In the photo from CTC's 2013 BILT meeting, Matt Glover, the senior director of information technology at AMX, stressed the importance of specific technology skills and where they fit in the curricula and degree plans of CTC-affiliated colleges. He talked about stackable certificates and his hope that students' education paths lead to four-year degrees. He listed a good work ethic, amiable personality, passion for work and learning , and pride in performance as key attributes for new hires.

How BILTs Work

CTC asks its BILT members to meet face-to-face annually and via teleconferences quarterly to provide input on technology trends.

At the face-to-face meeting, the business and industry representatives, who are sometimes technicians, are asked to rank in importance an extensive list of knowledge, skills, and abilities. BILT members consider the complexity of tasks and how much time it will take entry-level technicians to do them. They add emerging technology skills, and remove those that are no longer needed.
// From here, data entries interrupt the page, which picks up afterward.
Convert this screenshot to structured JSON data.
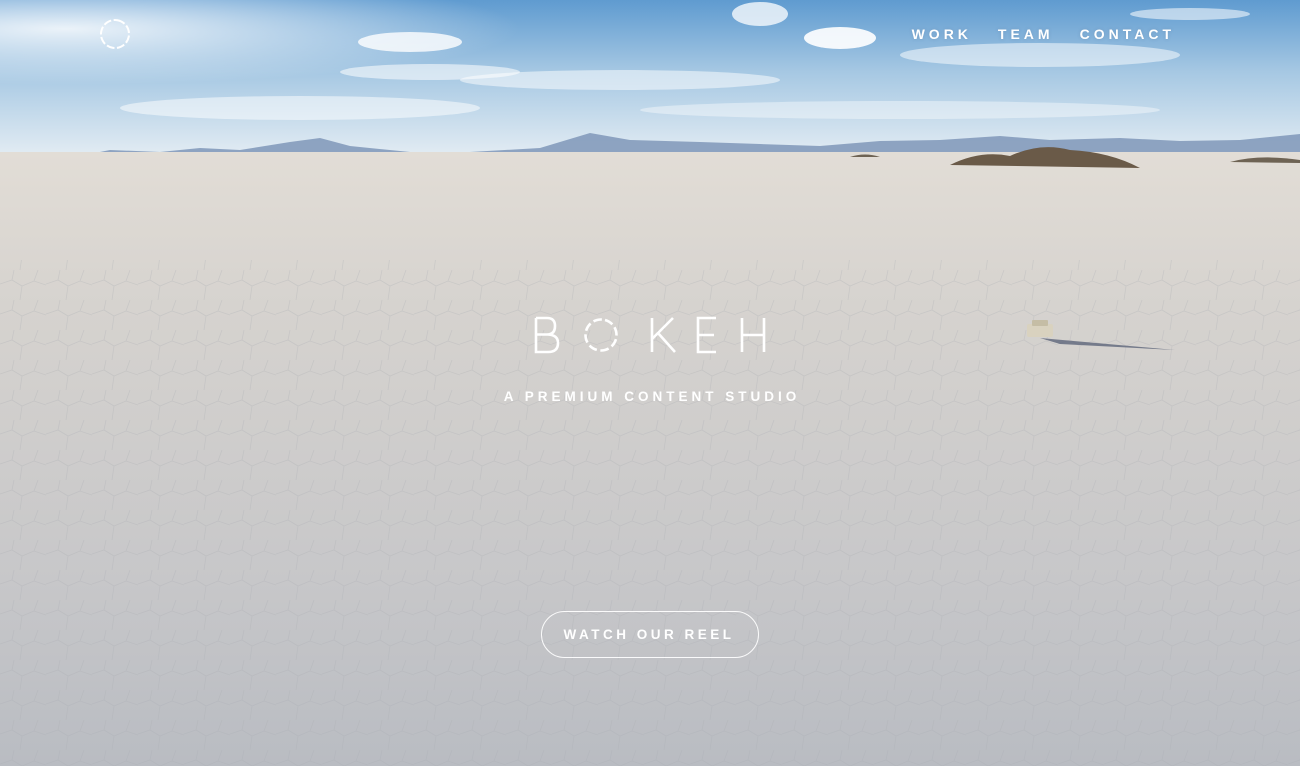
{
  "brand": {
    "logo_icon": "ring-logo-icon",
    "wordmark": "BOKEH",
    "tagline": "A PREMIUM CONTENT STUDIO"
  },
  "nav": {
    "items": [
      {
        "label": "WORK"
      },
      {
        "label": "TEAM"
      },
      {
        "label": "CONTACT"
      }
    ]
  },
  "hero": {
    "cta_label": "WATCH OUR REEL",
    "background": "salt-flat-landscape-image"
  },
  "colors": {
    "text": "#ffffff",
    "sky_top": "#6fa6d6",
    "horizon": "#e8eef3",
    "ground": "#c9c8c6"
  }
}
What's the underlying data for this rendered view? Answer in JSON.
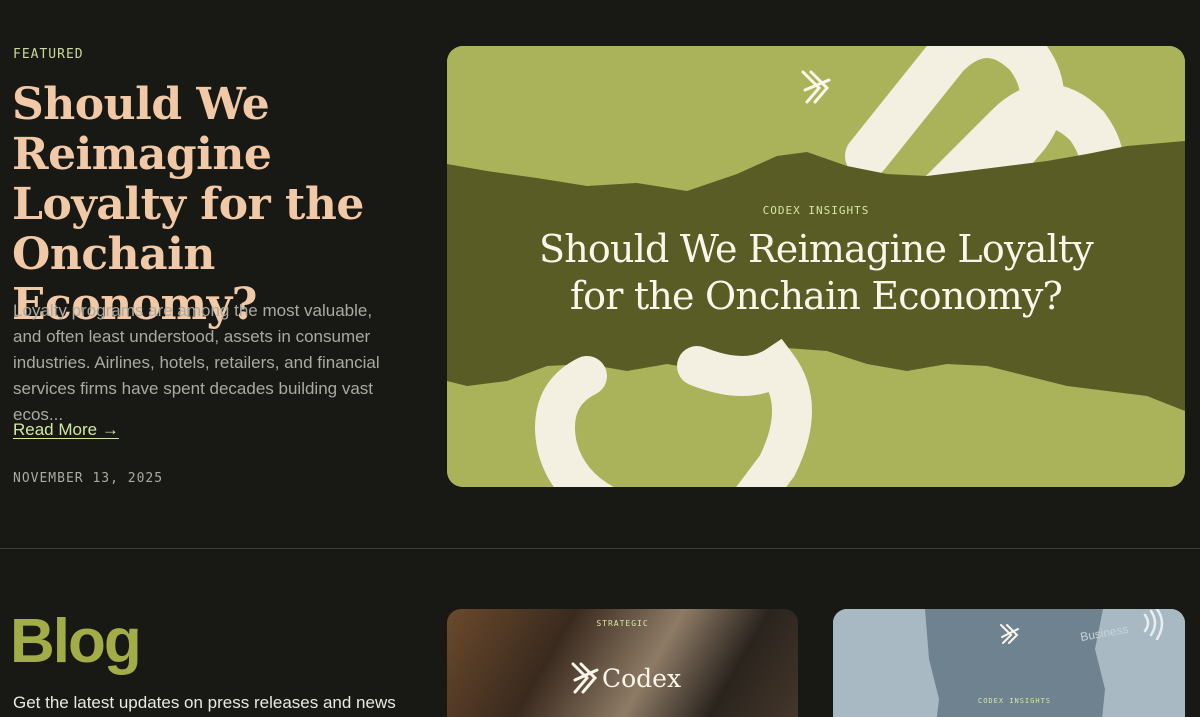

The knowledge, skills, and abilities deemed most important by the BILT ranking are then shared with instructors at the 32 colleges in CTC's network. Faculty cross reference the list with their existing courses. Topics not covered in existing courses become the subject of instructional modules that CTC develops and disseminates for use with students. These topics and curriculum for software updates are also covered in CTC's faculty development program known as Working Connections. Working Connections was established in 1997 with support from the American Association of Community Colleges and Microsoft Corporation to build long-term programs in information technology.

CTC focuses on keeping instructors well-informed about the technologies that encompass voice, data, video, and image communications transmitted over the same network. Convergence technology programs prepare students for an array of information technology careers, including network administration, network installation, help desk troubleshooting, and cybersecurity.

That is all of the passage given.